The Ephesus Library is one of the most awe-inspiring edifices still remaining, its columns, statues and windows towering over visitors many stories high. Completed by the Romans in 117A.D. out of exquisite marble, its facade is elaborately decorated with massive Corinthian columns and statues of Eros and Nike which are surrounded by reliefs of rosettes and garlands.

All of this rests on a 21 meter wide podium reached by nine marble steps, and inscriptions underneath the statues read ‘Wisdom’ (Sophia), ‘Knowledge’ (Episteme), ‘Intelligence’ (Ennoia) and ‘Virtue’ (Arete).

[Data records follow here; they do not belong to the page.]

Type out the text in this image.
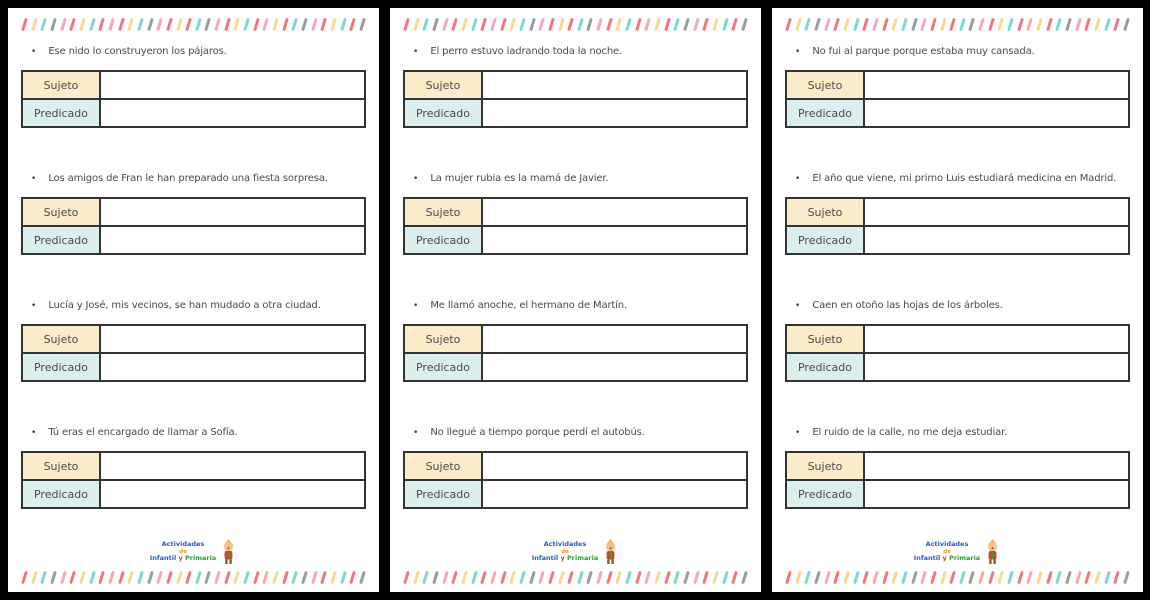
• Ese nido lo construyeron los pájaros.
Sujeto	
Predicado	
• Los amigos de Fran le han preparado una fiesta sorpresa.
Sujeto	
Predicado	
• Lucía y José, mis vecinos, se han mudado a otra ciudad.
Sujeto	
Predicado	
• Tú eras el encargado de llamar a Sofía.
Sujeto	
Predicado	
Actividades
de
Infantil y Primaria
• El perro estuvo ladrando toda la noche.
Sujeto	
Predicado	
• La mujer rubia es la mamá de Javier.
Sujeto	
Predicado	
• Me llamó anoche, el hermano de Martín.
Sujeto	
Predicado	
• No llegué a tiempo porque perdí el autobús.
Sujeto	
Predicado	
Actividades
de
Infantil y Primaria
• No fui al parque porque estaba muy cansada.
Sujeto	
Predicado	
• El año que viene, mi primo Luis estudiará medicina en Madrid.
Sujeto	
Predicado	
• Caen en otoño las hojas de los árboles.
Sujeto	
Predicado	
• El ruido de la calle, no me deja estudiar.
Sujeto	
Predicado	
Actividades
de
Infantil y Primaria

The interior, burnt by the Goths in 262A.D. is 10.92 by 16.72 meters and covered in marble, and whose walls are covered in rows of niches where scrolls were kept. This stunning sight dominates Ephesus and is one of the best displays of Roman architecture and art in Turkey.

How to Get there?

Ephesus is near a small town called Selcuk where you’ll need to travel to for an Ephesus excursion on your Marmaris holidays, which is 17km away from the tourist resort of Kusadasi. If you’re travelling from Kusadasi, you can simply get an excursion bus from the resort to Selcuk. The nearest airport to Kusadasi is Izmir Airport, which is small and domestic, so you’ll have to get a flight from Istanbul or elsewhere to reach Izmir. A taxi fare straight from Izmir Airport to Selcuk is about 100 Turkish Lira, although a much cheaper option is to get a taxi from Izmir Airport to Gaziemir/Tansas Supermarket for 10 TL, then a minibus from Gaziemir to Selcuk for 7TL.

You are able to find buses to Izmir and Ephesus from Marmaris bus terminal. Or you may participate culture tours to Ephesus. Distance between Marmaris to Ephesus (Selcuk) is 200 km and 55 km. from Ephesus to Izmir.